Num artigo particularmente cáustico, intitulado “Ambição sem princípios”, Pacheco Pereira escreveu no Público que se “o almirante vai continuar a usar o cargo para promover ou defender a sua candidatura presidencial, devia abandonar as funções ou ser demitido por alguém”. Bem vistas as coisas, a narrativa de que o PCP terá estado por detrás do movimento dos 13 militares vem alimentar uma conjuntura política em que o adjectivo comunista tem sido arremessado com assinalável leviandade, e pode ser mais uma medalha no peito do putativo candidato outsider da direita.

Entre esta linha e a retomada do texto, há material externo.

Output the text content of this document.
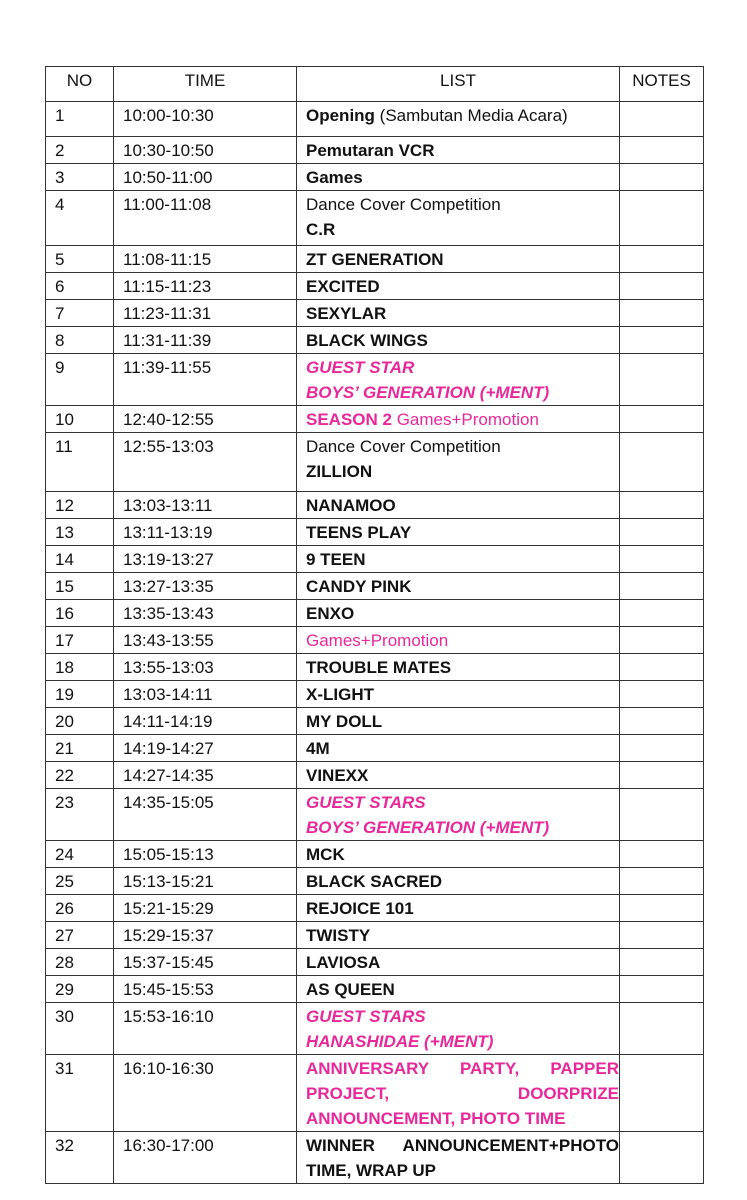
NO	TIME	LIST	NOTES
1	10:00-10:30	Opening (Sambutan Media Acara)	
2	10:30-10:50	Pemutaran VCR	
3	10:50-11:00	Games	
4	11:00-11:08	Dance Cover Competition
C.R	

5	11:08-11:15	ZT GENERATION	
6	11:15-11:23	EXCITED	
7	11:23-11:31	SEXYLAR	
8	11:31-11:39	BLACK WINGS	
9	11:39-11:55	GUEST STAR
BOYS’ GENERATION (+MENT)	

10	12:40-12:55	SEASON 2 Games+Promotion	
11	12:55-13:03	Dance Cover Competition
ZILLION	

12	13:03-13:11	NANAMOO	
13	13:11-13:19	TEENS PLAY	
14	13:19-13:27	9 TEEN	
15	13:27-13:35	CANDY PINK	
16	13:35-13:43	ENXO	
17	13:43-13:55	Games+Promotion	
18	13:55-13:03	TROUBLE MATES	
19	13:03-14:11	X-LIGHT	
20	14:11-14:19	MY DOLL	
21	14:19-14:27	4M	
22	14:27-14:35	VINEXX	
23	14:35-15:05	GUEST STARS
BOYS’ GENERATION (+MENT)	

24	15:05-15:13	MCK	
25	15:13-15:21	BLACK SACRED	
26	15:21-15:29	REJOICE 101	
27	15:29-15:37	TWISTY	
28	15:37-15:45	LAVIOSA	
29	15:45-15:53	AS QUEEN	
30	15:53-16:10	GUEST STARS
HANASHIDAE (+MENT)	

31	16:10-16:30	ANNIVERSARY PARTY, PAPPER
PROJECT, DOORPRIZE
ANNOUNCEMENT, PHOTO TIME	

32	16:30-17:00	WINNER ANNOUNCEMENT+PHOTO
TIME, WRAP UP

Ao Nascer do Sol, o major-general Carlos Chaves declarou que o almirante é visto por muitos na classe política como “um homem a abater”, afiançando que ele “mete medo a muita gente”, sobretudo políticos que “vêm de carreiras partidárias, familiares, mafiosas, e que sabem que com ele num lugar de responsabilidade há muita coisa que acabaria”. Eis, em todo o seu “tenebroso esplendor”, o retrato do impoluto homem providencial pronto para limpar o país da corja nepotista e incompetente. Rodeado por esta aura populista e militarista, que sabemos do pensamento e das ideias políticas deste novo almirante sem medo? Sim, porque um Presidente é um actor político, não é um candidato a salvador da pátria com uma auto-estima exacerbada e um sentido agudo de disciplina. Não lhe basta murmurar uns versos de Pessoa: “Meu pensamento é um rio subterrâneo / Para que terras vai e donde vem?”